One reason why people advocate having only one BOM is that when a part changes, the change is automatically propagated to all products. But in case of a Unit BOM this may not be even desired. We don’t want the Unit BOM to reflect the latest released version or revision of a part, we want it to show the specific version or revision that is currently installed on that unit, no matter if a later version or revision exists. And same with a manufacturing BOM. While engineering releases the latest revision and the EBOM should represent that correctly, manufacturing may still use up the old revisions in inventory (if the change analysis shows that this is allowed), and the MBOM should reflect that accordingly.
And there is also the issue of manufacturing deviations, i.e. impromptu changes on the manufacturing floor that cause the manufactured product, and typically only one particular unit, to deviate from the desired design and production process. Engineering and quality may decide that the product can ship with the deviation, but of course it needs to be documented. And typically this is done in a Unit BOM, which now is different from both the Engineering BOM and the Manufacturing BOM.
All these practical scenarios are very difficult to manage with only one BOM.

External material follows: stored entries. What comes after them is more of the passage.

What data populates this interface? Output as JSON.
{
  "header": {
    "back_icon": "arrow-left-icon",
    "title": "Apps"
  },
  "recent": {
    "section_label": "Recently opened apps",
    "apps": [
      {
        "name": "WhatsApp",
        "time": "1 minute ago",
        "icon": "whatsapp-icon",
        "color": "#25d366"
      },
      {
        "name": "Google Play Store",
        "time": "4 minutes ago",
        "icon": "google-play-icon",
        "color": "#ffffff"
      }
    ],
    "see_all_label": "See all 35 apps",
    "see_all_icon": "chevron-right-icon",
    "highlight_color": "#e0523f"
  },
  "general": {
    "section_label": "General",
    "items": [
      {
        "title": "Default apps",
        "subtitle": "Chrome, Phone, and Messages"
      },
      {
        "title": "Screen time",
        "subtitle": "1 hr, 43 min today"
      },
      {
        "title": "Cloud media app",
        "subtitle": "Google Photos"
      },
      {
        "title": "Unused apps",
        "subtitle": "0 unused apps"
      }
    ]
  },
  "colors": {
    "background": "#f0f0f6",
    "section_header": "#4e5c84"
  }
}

The other reality is that most companies do not only use PLM, but also ERP (enterprise resource planning) and MES (manufacturing execution system). Each of these systems manages their own BOM; ERP typically the Manufacturing BOM and MES the Unit or As-built BOM. So even if was practically possible to do everything in only one BOM in PLM, we would still have to transfer the PLM BOM to the corresponding BOM in ERP and MES, and probably also back, at least in the case of the Unit BOM in MES.
In conclusion I believe it is less important and practical to talk about how we can combine everything into one BOM, and much more important how we can manage all these different BOMs and keep them in sync as needed so that they serve their specific purpose in the respective stage of the product lifecycle and accurately reflect the exact configuration of each product and unit designed, manufactured, delivered and maintained.